Bayers Flügelstürmer will nach einer von Verletzungen geprägten Saison unter dem neuen Trainer Carles Martínez wieder angreifen.
„Die letzte Spielzeit war frustrierend“Neuer Anlauf für Leverkusens Nathan Tella

Nathan Tella (l.) freut sich auf die neue Saison mit Bayer 04 und dem neuen Trainer Carles Martínez.
Copyright: Federico Gambarini/dpa
Als Carles Martínez an diesem Dienstag auf dem Trainingsplatz nahe der Bay-Arena lautstark seine Anweisungen dirigierte, war schnell klar, womit man es bei dem neuen Trainer der Werkself zu tun hat: einem detailversessenen Coach, alles – Pässe, Übungen, Schüsse – musste in der ersten Einheit stimmen. 28 Profis versammelten sich unter dem neuen Coach — darunter auch Nathan Tella, der nach einer von Verletzungen geprägten Saison wieder auf dem Platz steht.
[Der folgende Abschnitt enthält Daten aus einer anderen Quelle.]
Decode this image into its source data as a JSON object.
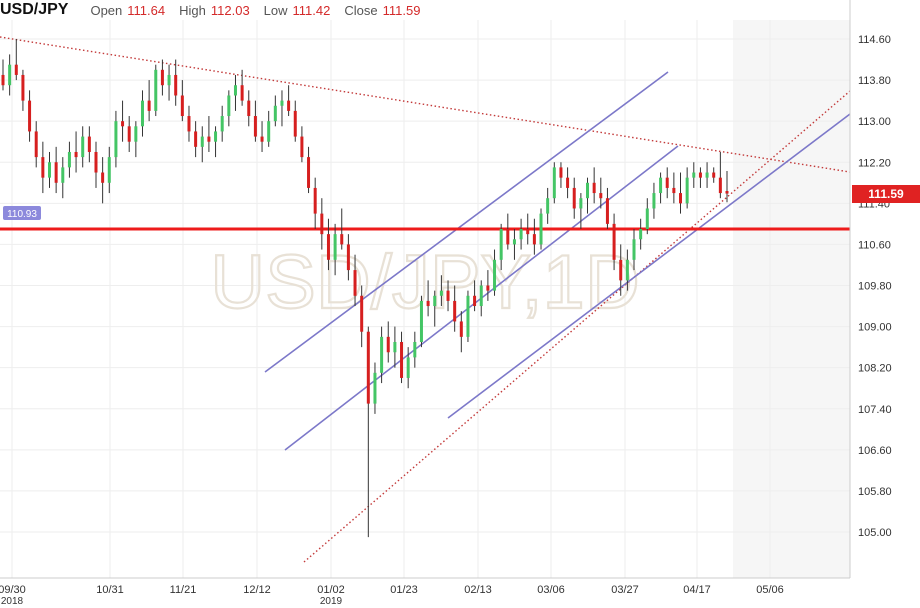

Der nigerianische Flügelstürmer, seit fast drei Jahren in Leverkusen – im März verlängerte er seinen Vertrag bis 2031 – hat guten Grund, das vergangene Jahr schnell hinter sich zu lassen. Verletzung reihte sich an Verletzung, am Ende standen nur 1045 Einsatzminuten auf dem Papier — in der Spielzeit 2024/25 waren es noch 2004 gewesen, fast doppelt so viele. Dabei war es gerade Tella, der dem Leverkusener Spiel unter Ex-Trainer Kasper Hjulmand in manchen Phasen jene Tiefe verlieh, die dem Team sonst fehlte: sein Tempo, seine Direktheit, seine Läufe hinter die gegnerische Abwehrkette. Dass Bayer 04 am Ende die Champions League verpasste, schmerzte ihn und den gesamten Klub entsprechend. „Wir haben die Konzentration und den Fokus verloren. Die ganze Mannschaft war enttäuscht“, sagt er.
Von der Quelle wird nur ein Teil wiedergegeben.